It’s Saturday night, and that’s when you feel it. A heavy, dark sensation settling over the room. You glance at your alarm clock, and its glow feels almost ominous in the moonlight. Your child is asleep in their bedroom – finally on a smooth sleep schedule – and then it dawns on you.
Daylight Savings. Spring Forward. Or, to translate: relinquishing that one extra hour of sleep you could have gotten if it weren’t for seasonal obligations. As an adult, adjusting your sleep cycle is difficult. Even if it’s only 60 minutes’ worth of acclimating. And with raising a child, peaceful slumber is even more fleeting, and feels like a laughably distant goal. Ha. In your dreams.
However, we as adults are dealing with self-crippling anxiety over sleep loss, let’s not forget about the kids who might be impacted by daylight savings as well. While toddlers and babies are deftly skilled in falling asleep in the most arbitrary places (highchairs, toilet seats, in the middle of a Christmas party), setting them back an hour could have cranky consequences. So, how exactly do you turn back the clock without disrupting your child’s circadian cycle?
Adapting to daylight is much like working around jet lag. Especially if it’s extending daylight hours.

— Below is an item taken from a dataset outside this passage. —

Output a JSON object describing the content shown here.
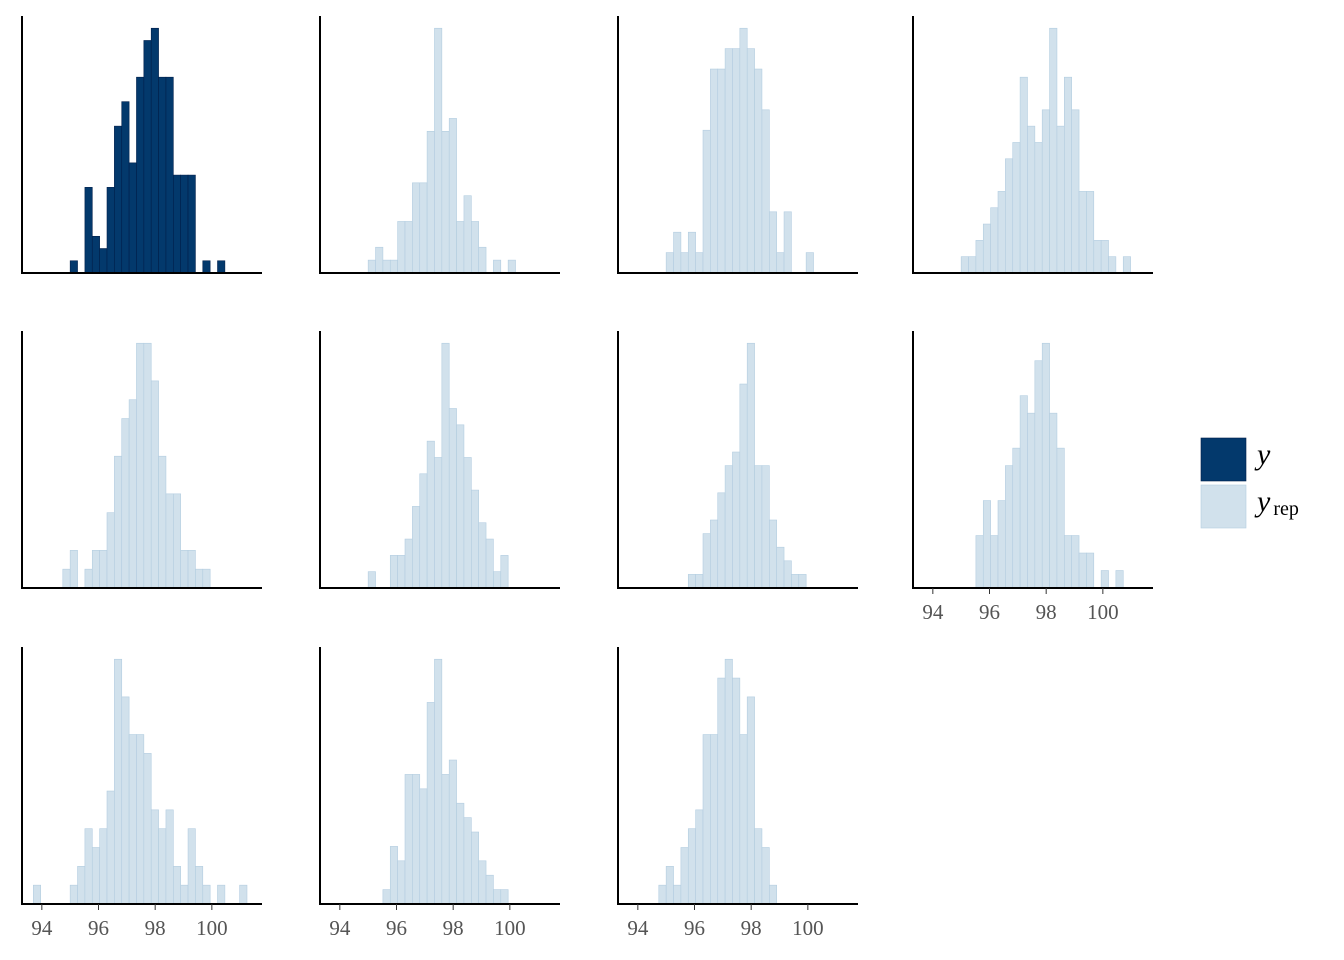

So, instead of jetting to Paris for a weekend getaway, you’re stuck with the more luxurious option of keeping your sleepiness localized. For one, your baby or toddler could feel affronted if they’re forced to go to bed at 7:30 while sunlight is still streaming through the windows. Resisting bedtime comes naturally to them, and having physical evidence of daylight on your child’s side does not sway the jury in your favor. To fight their intrinsic need to “stay up,” it can be helpful to meet them halfway. If their bedtime is around 7 or 8, start winding down around 6. Steer away from iPads and TV shows. Give them quiet playtime activities like puzzles, drawing, block construction, or reading storybooks. It works. And it translates with jetlag as well. Ask any seasoned traveler, and they’ll wax poetic about the many Mother Goose books they’ve read on airplanes.
And whilst grooming your child to be a professional globetrotter (jetlag will never be in their vocabulary!), you can make the spring transition even easier by working in increments. For a couple of days beforehand, begin working your child’s bedtime back by 10 to 15-minute intervals. Or, vice versa. Consider waking your child just 10-15 minutes earlier than normal (e.g. if their wakeup time is usually around 6, let them sleep in until 6:10 or 6:15, and gradually extend it up until Sunday). This allows you as a parent to find some middle ground, without sacrificing more snooze time for you.
Now, you can tackle your family’s sleeping schedule head on. So, go ahead and seize the daylight!